Enhancing interrogation capabilities in Traditional Chinese Medicine (TCM) diagnosis through multi-turn dialogues and knowledge graphs presents a significant challenge for modern AI systems. Current large language models (LLMs), despite their advancements, exhibit notable limitations in medical applications, particularly in conducting effective multi-turn dialogues and proactive questioning. These shortcomings hinder their practical application and effectiveness in simulating real-world diagnostic scenarios. To address these limitations, we propose DoPI, a novel LLM system specifically designed for the TCM domain. The DoPI system introduces a collaborative architecture comprising a guidance model and an expert model. The guidance model conducts multi-turn dialogues with patients and dynamically generates questions based on a knowledge graph to efficiently extract critical symptom information.
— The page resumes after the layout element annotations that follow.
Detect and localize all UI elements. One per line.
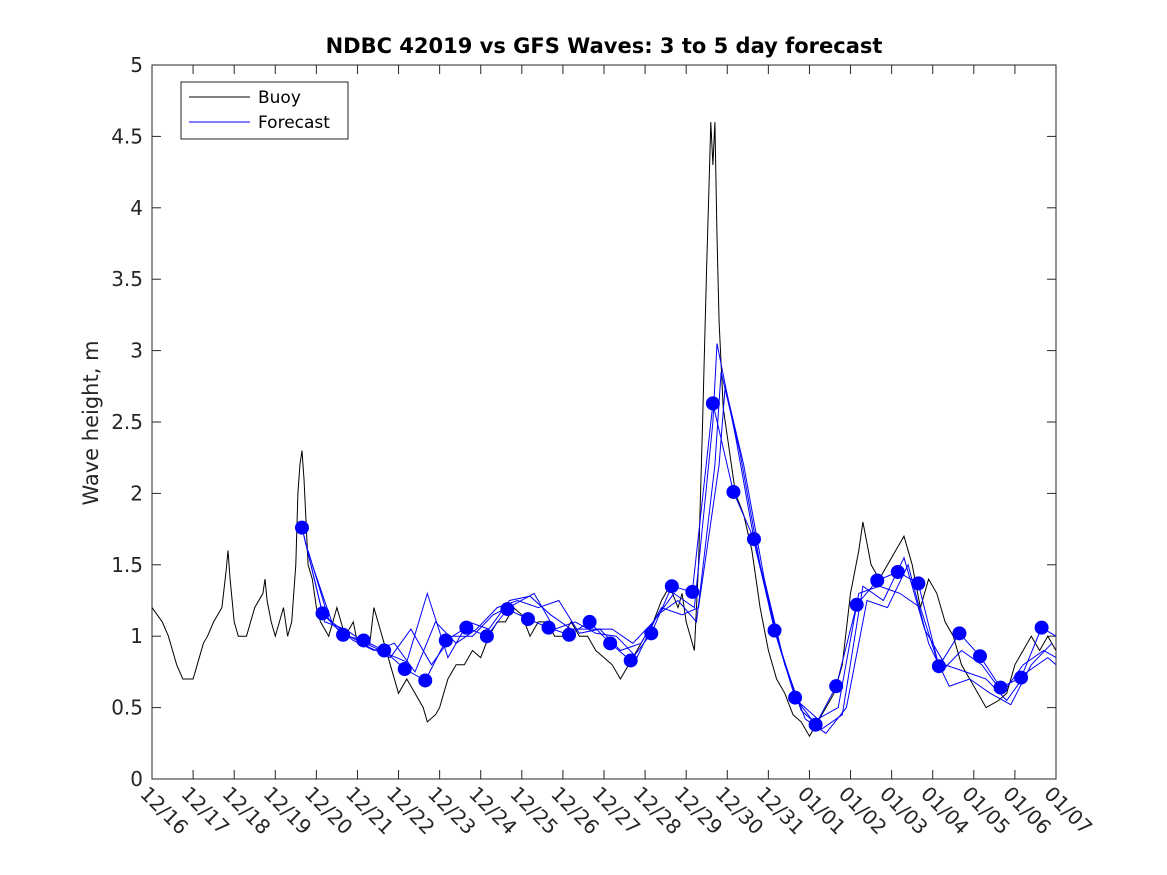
forecast-series-line [301,403,1057,726]
forecast-point [1014,670,1029,685]
forecast-point [726,484,741,499]
forecast-series-line [307,371,1057,730]
forecast-point [931,659,946,674]
forecast-point [808,717,823,732]
forecast-point [705,396,720,411]
forecast-point [972,649,987,664]
forecast-point [500,602,515,617]
y-tick-label: 1.5 [111,553,143,577]
forecast-point [336,627,351,642]
forecast-point [603,636,618,651]
y-tick-label: 5 [130,53,143,77]
forecast-point [459,620,474,635]
forecast-point [582,614,597,629]
y-tick-label: 4 [130,196,143,220]
forecast-point [438,633,453,648]
y-tick-label: 3 [130,339,143,363]
forecast-point [479,629,494,644]
legend: Buoy Forecast [180,81,349,140]
forecast-point [377,643,392,658]
forecast-point [315,606,330,621]
y-tick-label: 2.5 [111,410,143,434]
forecast-point [767,623,782,638]
chart-title: NDBC 42019 vs GFS Waves: 3 to 5 day fore… [326,34,883,58]
forecast-point [911,576,926,591]
forecast-point [1034,620,1049,635]
forecast-point [623,653,638,668]
forecast-point [418,673,433,688]
forecast-point [952,626,967,641]
forecast-point [829,679,844,694]
y-tick-label: 0.5 [111,696,143,720]
forecast-point [890,564,905,579]
forecast-point [644,626,659,641]
forecast-point [562,627,577,642]
forecast-point [993,680,1008,695]
y-tick-label: 1 [130,624,143,648]
forecast-point [664,579,679,594]
forecast-series-line [311,386,1053,734]
legend-buoy-label: Buoy [258,88,301,108]
forecast-point [849,597,864,612]
forecast-point [356,633,371,648]
forecast-point [520,612,535,627]
forecast-point [397,662,412,677]
forecast-point [541,620,556,635]
legend-box [180,81,349,140]
forecast-point [788,690,803,705]
forecast-point [294,520,309,535]
y-axis-label: Wave height, m [79,340,103,505]
forecast-point [746,532,761,547]
y-tick-label: 3.5 [111,267,143,291]
y-tick-label: 0 [130,767,143,791]
forecast-point [685,584,700,599]
y-tick-label: 2 [130,481,143,505]
forecast-series-line [303,343,1057,720]
legend-forecast-label: Forecast [258,113,330,133]
y-tick-label: 4.5 [111,124,143,148]
forecast-point [870,573,885,588]
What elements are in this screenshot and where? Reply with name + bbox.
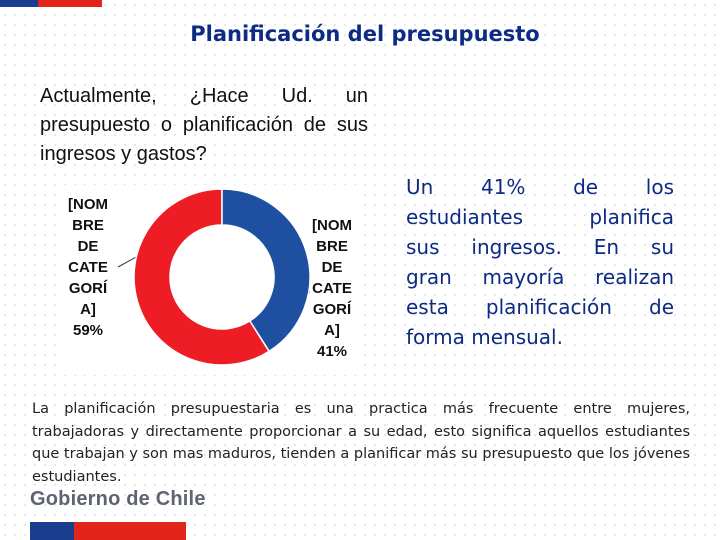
summary-line: esta planificación de — [406, 295, 674, 319]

Simultaneously, the expert model leverages deep TCM expertise to provide final diagnoses and treatment plans. Furthermore, this study constructs a multi-turn doctor-patient dialogue dataset to simulate realistic consultation scenarios and proposes a novel evaluation methodology that does not rely on manually collected real-world consultation data. Experimental results show that the DoPI system achieves an accuracy rate of 84.68 percent in interrogation outcomes, significantly enhancing the model's communication ability during diagnosis while maintaining professional expertise.